In a program we worked through in late 2024 targeting a GPCR-derived epitope peptide (the antigen was a short 18-residue linear peptide displayed in a conformationally constrained context), the antigen structure was the dominant source of prediction uncertainty. We used AlphaFold2 to model the epitope in its nearest plausible conformation and ran ΔΔG calculations, but were explicit with the client that the CDR scan results should be treated as hypothesis generation only — we could tell them which CDR positions were likely important and suggest substitution types, but the hit rate from synthesis was expected to be lower than in a program with a well-defined antigen structure. We don't say this to discourage the approach; we say it because knowing which error sources dominate helps calibrate how many variants to synthesize for validation.
Practical Workflow for Structure-Free Programs
Given these constraints, here's the decision logic we use internally when a program has no experimental structure:
- Generate AlphaFold2 Fv model and check pLDDT scores per CDR. CDRs with per-residue pLDDT < 70 are low-confidence and should be treated with caution in ΔΔG calculations.

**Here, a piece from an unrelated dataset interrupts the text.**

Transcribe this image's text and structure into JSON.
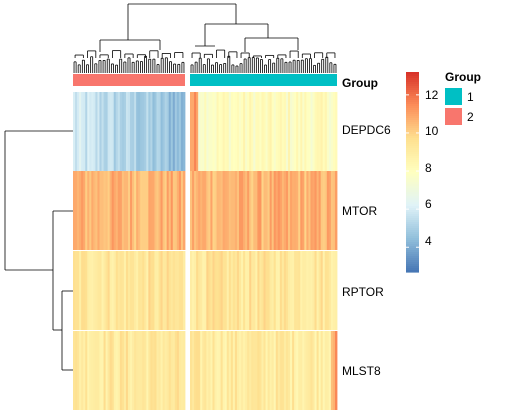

- Find best PDB template by sequence search (BLAST against SAbDab). If identity ≥ 70% in framework, generate a homology model using ABodyBuilder2 or equivalent.
- For CDR H3 ≤ 10 residues: proceed with ΔΔG scanning using both models; report ensemble ΔΔG. For H3 11–14 residues: run Rosetta loop refinement on both models before ΔΔG calculations. For H3 ≥ 15 residues: treat computational results as qualitative only, recommend focused 20–30 variant panel for experimental determination.
- Dock antibody model to antigen structure (if antigen has PDB entry). If not, build antigen model and document as a major uncertainty source.
- Report ΔΔG predictions with explicit confidence tiers: high (experimental structure + short H3), medium (AlphaFold2 model + medium H3 + PDB antigen), low (both sides modeled + long H3).
This workflow isn't conservative for the sake of caution — it's designed to make the best possible use of computational signal while being transparent about where that signal fades. In a therapeutic antibody program, synthesis and SPR time is expensive, and calibrated confidence intervals determine how aggressively you should synthesize based on computational output alone.
When to Invest in Experimental Structure
There's a practical break-even point. For hit-to-lead optimization of a single CDR loop with a short H3 and a known antigen structure, computational scanning from predicted models gives sufficient signal to run a focused experimental round. But once a program is at lead optimization stage, has 3–5 candidates being compared on multiple criteria, and needs to understand epitope contacts precisely enough to differentiate selectivity profiles, a co-crystal or cryo-EM structure becomes worth the investment. Computational methods from predicted structures can carry you through early-stage design decisions; they're not a permanent substitute for experimental structural biology.
We're not suggesting programs skip structural biology. We're saying the decision of when to invest in experimental structure should be driven by the specific information need at each stage, not by a reflexive assumption that computation is useless without crystal data. For a significant fraction of early design decisions, the predicted structure is good enough to generate a useful synthesis list — and that's the claim we're making, precisely.